Today’s investigation is about how baserunning is dying as an art and reinventing itself as toddler slapstick, with loads of examples and quotes from plenty of veteran players and managers. If reading it is too taxing for you, the headline will be sufficient: “Sorry you had to see that.”
And it rings true—Clowntown is 90 square feet large and marked with little gravestones all along the edges where goofy behaviors live free and unpunished. But it’s probably not very high on baseball’s deficiencies in presenting itself to an audience it barely understands let alone can attract; the spin-rate scandal is somehow more serious than the philosophical change toward baseball in stasis, of which baserunning is only the thin edge of the wedge.
Still, the anecdotes Kurkjian provides are accurate insofar as they go. They just don’t go far enough, forward enough. The problem isn’t baseball’s glorious past but its taste-free future, and the rearview mirror isn’t the best place to look for that. The great hole in the deterioration of one more of baseball’s old traditions, getting safely from one base to the next, avoids the obvious black hole in the middle, which is the people who are building your new staid, stolid, and flavorless baseball.
If the 30 owners wanted baseball taught more comprehensively, they wouldn’t be gutting the minor leagues. If the 30 general managers, who are actually one general manager with 30 heads speaking with one sonorous voice, thought baserunning was an essential part of the game going forward, they would hire people to drum that into the players’ allegedly empty skulls. If three-outcomes baseball didn’t make sense to them as the only path forward, they’d reconsider some of their closest-held notions, starting with the revelation that there really are things outside pitcher-hitter and walk-strikeout-homer.
But they’re not going to. They’re pot-committed to this because anything else gets them fired. Theo Epstein has quit his job to try and rethink baseball and the damage done to it by such lockstep theorizing, but so far he’s been gripped by the same inertia that has seized Rob Manfred and the industry’s beat cops on the spin rate crisis, if crisis is the right word, which it is probably isn’t. It’s just two portions of the same rancid souffle.
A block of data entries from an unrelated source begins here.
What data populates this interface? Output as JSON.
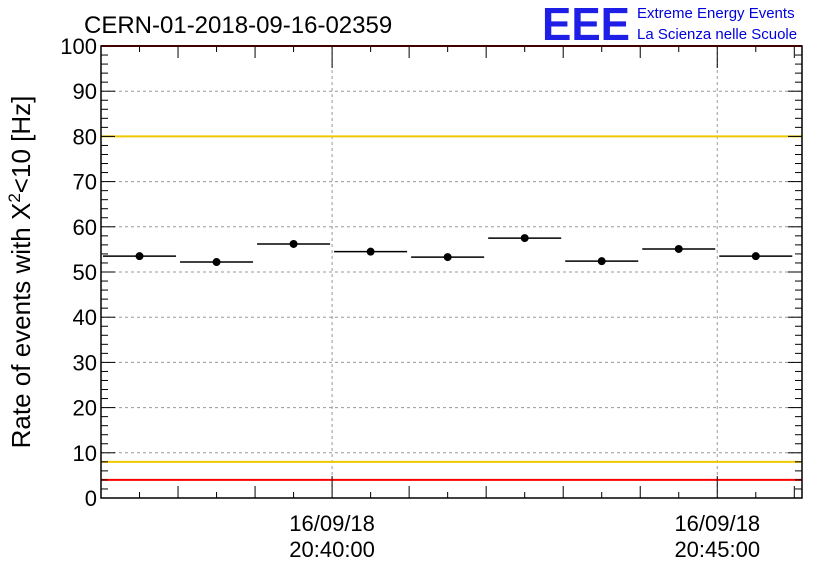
{
  "chart_data": {
    "type": "scatter",
    "title": "CERN-01-2018-09-16-02359",
    "ylabel_prefix": "Rate of events with X",
    "ylabel_superscript": "2",
    "ylabel_suffix": "<10 [Hz]",
    "xlabel": "",
    "ylim": [
      0,
      100
    ],
    "y_ticks": [
      0,
      10,
      20,
      30,
      40,
      50,
      60,
      70,
      80,
      90,
      100
    ],
    "x_range_minutes": [
      -3.0,
      6.1
    ],
    "x_tick_labels": [
      {
        "minute": 0,
        "date": "16/09/18",
        "time": "20:40:00"
      },
      {
        "minute": 5,
        "date": "16/09/18",
        "time": "20:45:00"
      }
    ],
    "bin_width_minutes": 1.0,
    "points": [
      {
        "minute": -2.5,
        "rate": 53.5
      },
      {
        "minute": -1.5,
        "rate": 52.2
      },
      {
        "minute": -0.5,
        "rate": 56.2
      },
      {
        "minute": 0.5,
        "rate": 54.5
      },
      {
        "minute": 1.5,
        "rate": 53.3
      },
      {
        "minute": 2.5,
        "rate": 57.5
      },
      {
        "minute": 3.5,
        "rate": 52.4
      },
      {
        "minute": 4.5,
        "rate": 55.1
      },
      {
        "minute": 5.5,
        "rate": 53.5
      }
    ],
    "reference_lines": [
      {
        "value": 100,
        "color": "#ff0000"
      },
      {
        "value": 80,
        "color": "#f0c800"
      },
      {
        "value": 8,
        "color": "#f0c800"
      },
      {
        "value": 4,
        "color": "#ff0000"
      }
    ],
    "grid": true
  },
  "logo": {
    "letters": "EEE",
    "line1": "Extreme Energy Events",
    "line2": "La Scienza nelle Scuole",
    "color": "#1e1ee6"
  }
}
It isn’t that baseball resists change; far from it. It’s just changed and changed again and is now stuck in a cul de sac whose disgorging driveways have created a cartoon gridlock. It’s decided what is old-fashioned and unnecessary and replaced it with stasis. Baserunning can’t be a fourth true outcome because there is only room for three, and barring changes in the dimensions of the ball, the strike zone, the infield, the outfield, the positions or the number of teams, that mindset won’t alter. Instead, what baseball has given us this year is not tackling the problem of uniformity, but of uniforms. MLB gave us new hats that went on and off the market in a day, and alternate jerseys that have been met with an overwhelming sense of meh, with a side of feh. It’s them missing the point and overcharging you so that they can miss it.
What we have here is a sport whose guardians act as though they are ashamed of the product they purport to nurture and defend, sort of like the sons and daughters of newspaper magnates who look uncool at parties when they’re asked by their cooler friends what they do for a living. They applied the notion that the game starts with pitchers and hitters and made that the game’s stand-alone proposition out of some misplaced sense of hyper-efficiency.
So asking Andy Van Slyke and Paul Molitor and Dusty Baker and Buck Showalter why baserunning sucks is only the start of Kurkjian’s search. It should lead to the people who have squeezed the teachers and tools out of the game because stolen bases suck and going first-to-third is Grandpa’s problem and knowing the number of outs is a separate course in the catalog. The players aren’t the problem; they know what they’re being taught and they know what is being emphasized, and it sure as hell isn’t knowing how to break up a double play. Should they? Yes. Could they learn? Absolutely. But that would require a new movement at a decision-making level that values that sort of thing. The people who run baseball and obsessively reward some things and aggressively ignore others get what they want, and since they don’t enjoy most of the arty fringes of the game, the innovations they rush into production are held as doctrine.
And then when those innovations only make the game slower and more tedious and homogenized instead of encouraging new schools of thought, you get what you have now—veterans complaining about how things aren’t The Way They Used To Be, and Theo Epstein, in a lab, creating nothing that his successors will recognize let alone implement. Unless in a burst of new rule-making the league office creates two-way basepaths so that otherwise underinformed players can create ways to go from third to first. It won’t make the game any more appealing because they’ll be trotting in either direction, but it will seem like a new scientific advancement until the next round of stirrups are introduced to sock fetishists. That’ll hook ’em.